We have successfully completed a second UK trial of our novel PV-powered chlorinator. We were able to treat up to 225 litres per hour of “soft” borehole water to a free-chlorine concentration of 3ppm using solar power alone, on a rainy day in Devon, UK. The borehole water, normally used for cattle watering at Langley Farm in the Exe valley, contains only 16mg/L of chloride ions. This low chloride concentration is below that of approximately one third of water wells in the UPGro database; a publicly available resource covering over 400 wells distributed across Malawi, Ethiopia and Uganda. It is also more than 100 times less than the chloride levels encountered in our first “hard water” trials at our test well in Beckley, Oxfordshire in August 2022. The maximum “soft water” flow we were able to treat increased to at least 350 litres per hour at a lower target free chlorine concentration of 1.5ppm and it increases to over 2000 litres per hour at harder, higher-chloride sites.
Our Direct Contact Chlorinator (DCC) technology involves a novel approach to direct electrolysis of untreated groundwater, liberating naturally-present dissolved chlorides as free chlorine.
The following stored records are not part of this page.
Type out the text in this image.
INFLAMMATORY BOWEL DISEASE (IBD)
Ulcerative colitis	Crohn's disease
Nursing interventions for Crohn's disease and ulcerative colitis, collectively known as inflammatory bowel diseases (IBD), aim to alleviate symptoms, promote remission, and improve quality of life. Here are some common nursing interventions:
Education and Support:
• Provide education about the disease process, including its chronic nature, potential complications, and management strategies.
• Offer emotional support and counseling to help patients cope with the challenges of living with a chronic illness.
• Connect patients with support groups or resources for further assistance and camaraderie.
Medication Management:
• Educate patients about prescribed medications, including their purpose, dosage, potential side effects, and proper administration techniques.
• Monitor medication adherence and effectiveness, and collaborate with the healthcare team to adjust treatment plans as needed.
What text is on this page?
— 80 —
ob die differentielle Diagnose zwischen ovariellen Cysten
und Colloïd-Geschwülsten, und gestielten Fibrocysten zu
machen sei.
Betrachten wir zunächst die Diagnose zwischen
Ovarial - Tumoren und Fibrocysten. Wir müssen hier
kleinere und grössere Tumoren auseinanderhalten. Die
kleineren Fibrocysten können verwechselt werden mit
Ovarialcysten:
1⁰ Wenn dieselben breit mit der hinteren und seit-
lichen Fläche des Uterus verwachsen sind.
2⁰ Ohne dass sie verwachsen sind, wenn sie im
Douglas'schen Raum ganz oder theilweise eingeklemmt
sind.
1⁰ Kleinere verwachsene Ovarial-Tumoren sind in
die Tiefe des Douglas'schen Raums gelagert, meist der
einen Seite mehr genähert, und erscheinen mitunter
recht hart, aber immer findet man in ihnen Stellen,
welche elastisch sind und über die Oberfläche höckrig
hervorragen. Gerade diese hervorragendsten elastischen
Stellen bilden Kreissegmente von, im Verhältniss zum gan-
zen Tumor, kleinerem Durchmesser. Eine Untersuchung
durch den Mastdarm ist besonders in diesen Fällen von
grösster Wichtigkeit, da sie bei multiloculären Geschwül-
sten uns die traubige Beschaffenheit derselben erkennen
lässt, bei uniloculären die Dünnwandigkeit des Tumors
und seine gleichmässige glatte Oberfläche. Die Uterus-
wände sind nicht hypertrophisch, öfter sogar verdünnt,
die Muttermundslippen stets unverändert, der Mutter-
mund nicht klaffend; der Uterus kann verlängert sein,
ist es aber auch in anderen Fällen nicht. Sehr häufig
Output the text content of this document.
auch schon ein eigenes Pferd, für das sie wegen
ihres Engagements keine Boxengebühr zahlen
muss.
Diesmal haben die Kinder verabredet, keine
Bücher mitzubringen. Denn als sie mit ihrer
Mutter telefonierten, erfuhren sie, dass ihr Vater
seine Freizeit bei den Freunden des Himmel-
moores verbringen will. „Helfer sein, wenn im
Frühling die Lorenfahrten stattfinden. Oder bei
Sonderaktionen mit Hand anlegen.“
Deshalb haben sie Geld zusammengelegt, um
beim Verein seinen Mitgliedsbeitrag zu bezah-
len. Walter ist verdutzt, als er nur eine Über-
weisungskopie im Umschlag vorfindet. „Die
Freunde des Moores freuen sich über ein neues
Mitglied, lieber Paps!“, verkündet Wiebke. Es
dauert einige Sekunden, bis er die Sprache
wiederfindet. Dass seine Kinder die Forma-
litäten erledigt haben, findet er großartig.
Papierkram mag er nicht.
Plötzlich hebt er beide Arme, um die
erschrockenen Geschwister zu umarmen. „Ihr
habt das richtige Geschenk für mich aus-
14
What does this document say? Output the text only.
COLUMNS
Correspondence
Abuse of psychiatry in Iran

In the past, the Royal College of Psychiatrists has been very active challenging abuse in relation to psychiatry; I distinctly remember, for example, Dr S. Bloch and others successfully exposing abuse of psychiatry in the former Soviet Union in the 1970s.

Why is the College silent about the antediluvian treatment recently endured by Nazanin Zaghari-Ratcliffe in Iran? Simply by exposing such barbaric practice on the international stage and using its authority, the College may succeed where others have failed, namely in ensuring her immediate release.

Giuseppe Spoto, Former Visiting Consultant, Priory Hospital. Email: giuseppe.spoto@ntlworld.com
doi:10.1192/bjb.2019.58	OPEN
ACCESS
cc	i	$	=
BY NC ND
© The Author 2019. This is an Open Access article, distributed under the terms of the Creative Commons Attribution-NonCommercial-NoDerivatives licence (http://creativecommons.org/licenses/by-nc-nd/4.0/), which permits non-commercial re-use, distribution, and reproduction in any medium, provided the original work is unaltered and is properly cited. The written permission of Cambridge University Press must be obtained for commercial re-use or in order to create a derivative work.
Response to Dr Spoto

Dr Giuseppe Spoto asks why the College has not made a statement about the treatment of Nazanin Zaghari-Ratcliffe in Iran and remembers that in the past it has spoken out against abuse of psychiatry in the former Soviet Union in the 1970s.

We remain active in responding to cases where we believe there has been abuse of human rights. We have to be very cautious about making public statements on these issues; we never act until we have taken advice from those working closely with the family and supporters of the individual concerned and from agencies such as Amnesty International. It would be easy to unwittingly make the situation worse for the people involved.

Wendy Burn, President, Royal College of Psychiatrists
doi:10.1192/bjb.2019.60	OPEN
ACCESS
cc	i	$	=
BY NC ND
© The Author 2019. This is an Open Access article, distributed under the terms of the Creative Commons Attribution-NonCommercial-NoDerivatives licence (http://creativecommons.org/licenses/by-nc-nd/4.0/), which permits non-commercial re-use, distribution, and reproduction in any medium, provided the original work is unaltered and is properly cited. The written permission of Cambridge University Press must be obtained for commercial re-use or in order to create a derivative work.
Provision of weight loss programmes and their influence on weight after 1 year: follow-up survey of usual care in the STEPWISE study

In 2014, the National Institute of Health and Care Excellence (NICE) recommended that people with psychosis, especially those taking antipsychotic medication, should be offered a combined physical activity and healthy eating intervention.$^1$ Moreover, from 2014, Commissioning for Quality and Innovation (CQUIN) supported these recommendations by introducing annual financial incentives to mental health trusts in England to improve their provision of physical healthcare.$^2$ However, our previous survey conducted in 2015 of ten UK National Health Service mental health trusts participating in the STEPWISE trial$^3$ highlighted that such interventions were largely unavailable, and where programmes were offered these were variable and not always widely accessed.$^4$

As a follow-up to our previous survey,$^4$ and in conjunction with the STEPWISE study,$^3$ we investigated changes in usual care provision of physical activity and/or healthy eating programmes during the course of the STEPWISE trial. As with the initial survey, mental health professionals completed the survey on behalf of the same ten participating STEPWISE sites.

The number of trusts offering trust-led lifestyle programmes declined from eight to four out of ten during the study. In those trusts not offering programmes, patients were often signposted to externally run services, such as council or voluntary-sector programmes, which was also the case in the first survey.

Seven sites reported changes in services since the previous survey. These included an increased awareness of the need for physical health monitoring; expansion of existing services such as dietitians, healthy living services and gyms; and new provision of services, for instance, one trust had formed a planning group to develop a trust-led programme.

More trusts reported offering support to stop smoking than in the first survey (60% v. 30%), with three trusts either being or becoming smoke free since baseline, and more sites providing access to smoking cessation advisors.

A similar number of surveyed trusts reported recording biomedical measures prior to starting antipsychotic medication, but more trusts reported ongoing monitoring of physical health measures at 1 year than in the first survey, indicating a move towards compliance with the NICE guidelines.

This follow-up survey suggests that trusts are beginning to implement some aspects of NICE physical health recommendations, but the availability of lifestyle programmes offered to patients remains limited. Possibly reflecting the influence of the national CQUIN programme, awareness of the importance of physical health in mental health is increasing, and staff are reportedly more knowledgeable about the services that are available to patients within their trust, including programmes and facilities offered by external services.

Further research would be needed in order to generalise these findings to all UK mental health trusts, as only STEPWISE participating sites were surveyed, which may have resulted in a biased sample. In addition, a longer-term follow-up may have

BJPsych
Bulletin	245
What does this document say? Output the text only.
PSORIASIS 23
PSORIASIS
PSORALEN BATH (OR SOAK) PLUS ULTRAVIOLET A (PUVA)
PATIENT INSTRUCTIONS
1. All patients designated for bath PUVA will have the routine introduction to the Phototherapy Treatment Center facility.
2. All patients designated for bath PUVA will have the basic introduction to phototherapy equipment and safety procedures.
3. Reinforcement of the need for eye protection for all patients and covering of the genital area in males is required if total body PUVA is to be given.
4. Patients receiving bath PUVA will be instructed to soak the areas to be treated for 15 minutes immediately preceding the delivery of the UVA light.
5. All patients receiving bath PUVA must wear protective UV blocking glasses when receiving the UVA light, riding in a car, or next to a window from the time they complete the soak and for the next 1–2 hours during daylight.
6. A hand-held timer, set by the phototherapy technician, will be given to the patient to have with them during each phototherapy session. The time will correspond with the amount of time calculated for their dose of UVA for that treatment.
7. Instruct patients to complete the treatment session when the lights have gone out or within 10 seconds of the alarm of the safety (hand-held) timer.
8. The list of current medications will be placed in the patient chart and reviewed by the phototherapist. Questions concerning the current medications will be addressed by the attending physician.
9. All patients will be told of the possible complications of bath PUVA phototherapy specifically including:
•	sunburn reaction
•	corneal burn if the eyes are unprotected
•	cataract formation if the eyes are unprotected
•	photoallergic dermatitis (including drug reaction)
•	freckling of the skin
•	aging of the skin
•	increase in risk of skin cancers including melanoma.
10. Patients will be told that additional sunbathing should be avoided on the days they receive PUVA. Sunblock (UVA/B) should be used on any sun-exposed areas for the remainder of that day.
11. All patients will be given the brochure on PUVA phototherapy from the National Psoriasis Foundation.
This approach combines onsite chlorine production – without chemical feedstocks, including salt – and accurate chlorine dosing, into one seamless and fully-automated process. Alongside previous tests carried out, these latest tests also demonstrated that our approach is capable of treating water with rapidly varying flowrate and power availability. This is consistent with the varying power levels and flowrates associated with point-of-use treatment in off-grid/weak-grid public buildings, at community water sites, and in small piped-water networks in the global south. For even lower-chloride sites, we are working on a “Hypochlorite Generator Accessory (HGA)” which automatically dissolves and electrolyses crystalline salt from a salt-reservoir, and doses water to a settable target concentration on site. Whilst this accessory does require salt to be brought to sites, it avoids the need for expensive and short shelf-life chlorine products and skilled operator-intervention, providing a user-experience equivalent to the occasional “topping-up” of salt in a domestic dishwasher or water softener. This project draws on the latest generation C-programmable microcontrollers, expert inputs from Prof. Dan Rogers at Oxford University’s Energy and Power group, and our network of partners in the community water space around the world. It also sits in the context of rapidly decreasing photovoltaic module prices which is driving the African off-grid solar revolution more generally. This powerful combination can bring capabilities previously unthinkable below utility scales to distributed users off water and energy grids.
Our next challenge is to refine our approach to on-site calibration, which enables us to achieve a settable target chlorine concentration without need for baseline analysis – and turn our prototypes into a robust and user-friendly product. To do this, we will draw on the experience we’ve gained on a pipeline of novel off-grid water pump products, commercially available through our subsidiary Impact Pumps. Subject to funding, we anticipate having a DCC ready for field trials with our partners in southern Asia and sub-Saharan Africa in Q2 2023.
Chlorination is by far the most common water sterilisation method used worldwide, and the only method providing residual protection against microbial contamination post-source. Post-source contamination is increasingly understood to be as significant a problem as contamination at source, particularly when water is collected in buckets or jerricans and carried to the home. However, its implementation is currently hindered by limited supply chains for chemical feedstocks, dependence on skilled operators, and routine service/maintenance requirements.